X_train_scaled = scaler.fit_transform(X_train)
X_test_scaled = scaler.transform(X_test)

X_train_scaled[:3]

## 7. Multiclass Logistic Regression (multinomial)

In [None]:
# Creating the multinomial Logistic Regression model
log_reg = LogisticRegression(
    multi_class="multinomial",
    solver="lbfgs",
    max_iter=2000
)

# Training the model
log_reg.fit(X_train_scaled, y_train)

# Predictions
y_pred = log_reg.predict(X_test_scaled)

## 8. Evaluation metrics

In [None]:
# Computing the main metrics
acc = accuracy_score(y_test, y_pred)
prec = precision_score(y_test, y_pred, average="weighted")
rec = recall_score(y_test, y_pred, average="weighted")
f1 = f1_score(y_test, y_pred, average="weighted")

print("Accuracy:", acc)
print("Precision:", prec)
print("Recall:", rec)
print("F1-score:", f1)

### 8.1 Save metrics and classification report

In [None]:
# Creating the results folder if it does not exist
os.makedirs("../results", exist_ok=True)

# Saving a simple metrics summary
metrics_text = (
    f"Accuracy: {acc}\n"
    f"Precision (weighted): {prec}\n"
    f"Recall (weighted): {rec}\n"
    f"F1-score (weighted): {f1}\n"
)

with open("../results/metrics.txt", "w") as f:
    f.write(metrics_text)

print("Metrics saved to ../results/metrics.txt")

In [None]:
# Full classification report (per class)
report = classification_report(y_test, y_pred)
print(report)

with open("../results/classification_report.txt", "w") as f:
    f.write(report)

print("Classification report saved to ../results/classification_report.txt")

## 9. Confusion matrix

In [None]:
cm = confusion_matrix(y_test, y_pred)

# Save confusion matrix as CSV as well (for the report if needed)
cm_df = pd.DataFrame(cm, index=range(10), columns=range(10))
cm_df.to_csv("../results/confusion_matrix.csv", index=True)

plt.figure(figsize=(8,6))
sns.heatmap(cm, annot=True, fmt="g", cmap="Blues")
plt.title("Confusion Matrix")
plt.xlabel("Predicted")
plt.ylabel("Actual")
plt.tight_layout()
plt.savefig("../figures/confusion_matrix.png", dpi=300)
plt.show()

## 10. Simple coefficient analysis

In [None]:
# The model learns one set of coefficients per class
coefs = log_reg.coef_
print("Coefficients shape:", coefs.shape)  # (10 classes, 64 features)
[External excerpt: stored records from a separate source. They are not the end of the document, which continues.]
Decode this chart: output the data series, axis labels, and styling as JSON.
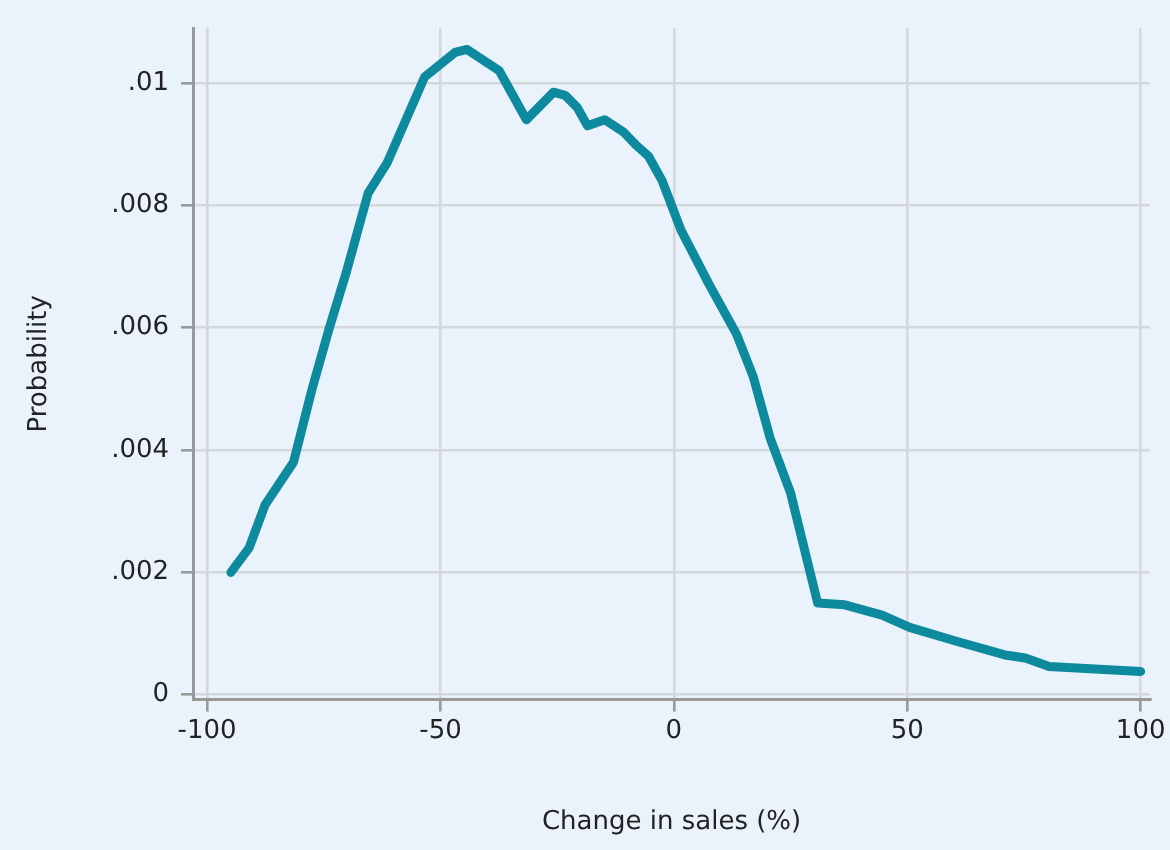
{
  "chart_data": {
    "type": "line",
    "xlabel": "Change in sales (%)",
    "ylabel": "Probability",
    "color": "#0e8a9e",
    "x": [
      -94.9,
      -91,
      -87.6,
      -81.5,
      -77.5,
      -73.8,
      -70.2,
      -65.5,
      -61.4,
      -53.4,
      -46.9,
      -44.3,
      -37.4,
      -31.6,
      -25.8,
      -23.3,
      -20.7,
      -18.5,
      -14.8,
      -10.8,
      -8.3,
      -5.4,
      -2.5,
      1.5,
      7.6,
      13.4,
      17,
      20.6,
      25,
      30.8,
      36.6,
      44.6,
      50.5,
      60.7,
      70.9,
      75.3,
      80.4,
      100
    ],
    "values": [
      0.002,
      0.0024,
      0.0031,
      0.0038,
      0.005,
      0.006,
      0.0069,
      0.0082,
      0.0087,
      0.0101,
      0.0105,
      0.01055,
      0.0102,
      0.0094,
      0.00985,
      0.0098,
      0.0096,
      0.0093,
      0.0094,
      0.0092,
      0.009,
      0.0088,
      0.0084,
      0.0076,
      0.0067,
      0.0059,
      0.0052,
      0.0042,
      0.0033,
      0.0015,
      0.00147,
      0.0013,
      0.0011,
      0.00087,
      0.00065,
      0.0006,
      0.00046,
      0.00038
    ],
    "xlim": [
      -103,
      102
    ],
    "xticks": [
      -100,
      -50,
      0,
      50,
      100
    ],
    "ylim": [
      -8e-05,
      0.0109
    ],
    "yticks": [
      0,
      {
        "value": 0.002,
        "label": ".002"
      },
      {
        "value": 0.004,
        "label": ".004"
      },
      {
        "value": 0.006,
        "label": ".006"
      },
      {
        "value": 0.008,
        "label": ".008"
      },
      {
        "value": 0.01,
        "label": ".01"
      }
    ],
    "grid": true,
    "legend": false,
    "marker": "none",
    "line_style": "solid"
  }
}
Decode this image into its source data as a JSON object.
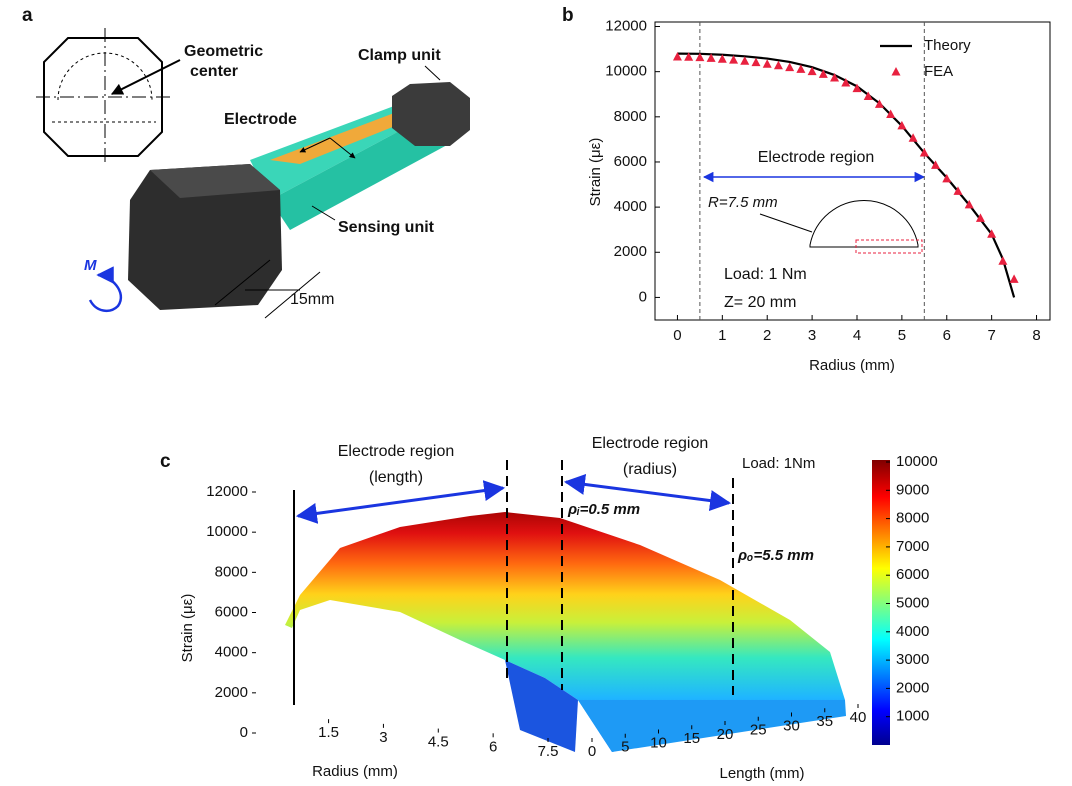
{
  "panel_a": {
    "label": "a",
    "geometric_center": "Geometric center",
    "clamp_unit": "Clamp unit",
    "electrode": "Electrode",
    "sensing_unit": "Sensing unit",
    "moment": "M",
    "dimension": "15mm"
  },
  "chart_data": [
    {
      "type": "line",
      "panel_label": "b",
      "xlabel": "Radius (mm)",
      "ylabel": "Strain (με)",
      "xlim": [
        -0.5,
        8.3
      ],
      "xticks": [
        0,
        1,
        2,
        3,
        4,
        5,
        6,
        7,
        8
      ],
      "ylim": [
        -1000,
        12200
      ],
      "yticks": [
        0,
        2000,
        4000,
        6000,
        8000,
        10000,
        12000
      ],
      "legend": "upper right",
      "electrode_bounds": [
        0.5,
        5.5
      ],
      "annotations": [
        "Electrode region",
        "R=7.5 mm",
        "Load: 1 Nm",
        "Z= 20 mm"
      ],
      "series": [
        {
          "name": "Theory",
          "color": "#000000",
          "marker": "none",
          "x": [
            0,
            0.5,
            1,
            1.5,
            2,
            2.5,
            3,
            3.5,
            4,
            4.5,
            5,
            5.5,
            6,
            6.5,
            7,
            7.25,
            7.5
          ],
          "values": [
            10800,
            10790,
            10750,
            10680,
            10580,
            10430,
            10200,
            9850,
            9350,
            8600,
            7600,
            6400,
            5300,
            4100,
            2800,
            1700,
            0
          ]
        },
        {
          "name": "FEA",
          "color": "#e8213f",
          "marker": "triangle",
          "x": [
            0,
            0.25,
            0.5,
            0.75,
            1,
            1.25,
            1.5,
            1.75,
            2,
            2.25,
            2.5,
            2.75,
            3,
            3.25,
            3.5,
            3.75,
            4,
            4.25,
            4.5,
            4.75,
            5,
            5.25,
            5.5,
            5.75,
            6,
            6.25,
            6.5,
            6.75,
            7,
            7.25,
            7.5
          ],
          "values": [
            10650,
            10640,
            10620,
            10590,
            10550,
            10510,
            10460,
            10400,
            10330,
            10260,
            10180,
            10100,
            10000,
            9880,
            9720,
            9500,
            9250,
            8900,
            8550,
            8100,
            7600,
            7050,
            6400,
            5850,
            5250,
            4700,
            4100,
            3500,
            2800,
            1600,
            800
          ]
        }
      ]
    },
    {
      "type": "surface",
      "panel_label": "c",
      "xlabel": "Radius (mm)",
      "zlabel": "Length (mm)",
      "ylabel": "Strain (με)",
      "xlim": [
        0.5,
        7.5
      ],
      "xticks": [
        1.5,
        3,
        4.5,
        6,
        7.5
      ],
      "zlim": [
        0,
        40
      ],
      "zticks": [
        0,
        5,
        10,
        15,
        20,
        25,
        30,
        35,
        40
      ],
      "ylim": [
        0,
        12000
      ],
      "yticks": [
        0,
        2000,
        4000,
        6000,
        8000,
        10000,
        12000
      ],
      "colormap": "jet",
      "colorbar": {
        "lim": [
          0,
          10000
        ],
        "ticks": [
          1000,
          2000,
          3000,
          4000,
          5000,
          6000,
          7000,
          8000,
          9000,
          10000
        ]
      },
      "annotations": {
        "length_region": [
          "Electrode region",
          "(length)"
        ],
        "radius_region": [
          "Electrode region",
          "(radius)"
        ],
        "load": "Load: 1Nm",
        "inner": "ρᵢ=0.5 mm",
        "outer": "ρₒ=5.5 mm"
      }
    }
  ]
}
# Just to get an idea, we can look at the first row (class 0)
coef_class_0 = pd.Series(coefs[0], index=X.columns)
print(coef_class_0.sort_values(ascending=False).head(10))

## 11. Short conclusions (for the report)

In this notebook we:
- Used a **real, public dataset** (UCI Digits via sklearn)
- Performed a basic exploratory data analysis (EDA)
- Verified there were no missing values
- Standardized all numeric features
- Trained a **multinomial Logistic Regression** model
- Evaluated it using Accuracy, Precision, Recall and F1-score
- Visualized the confusion matrix and inspected the learned coefficients

These elements can be used directly in the final PDF report: methodology, results, and discussion.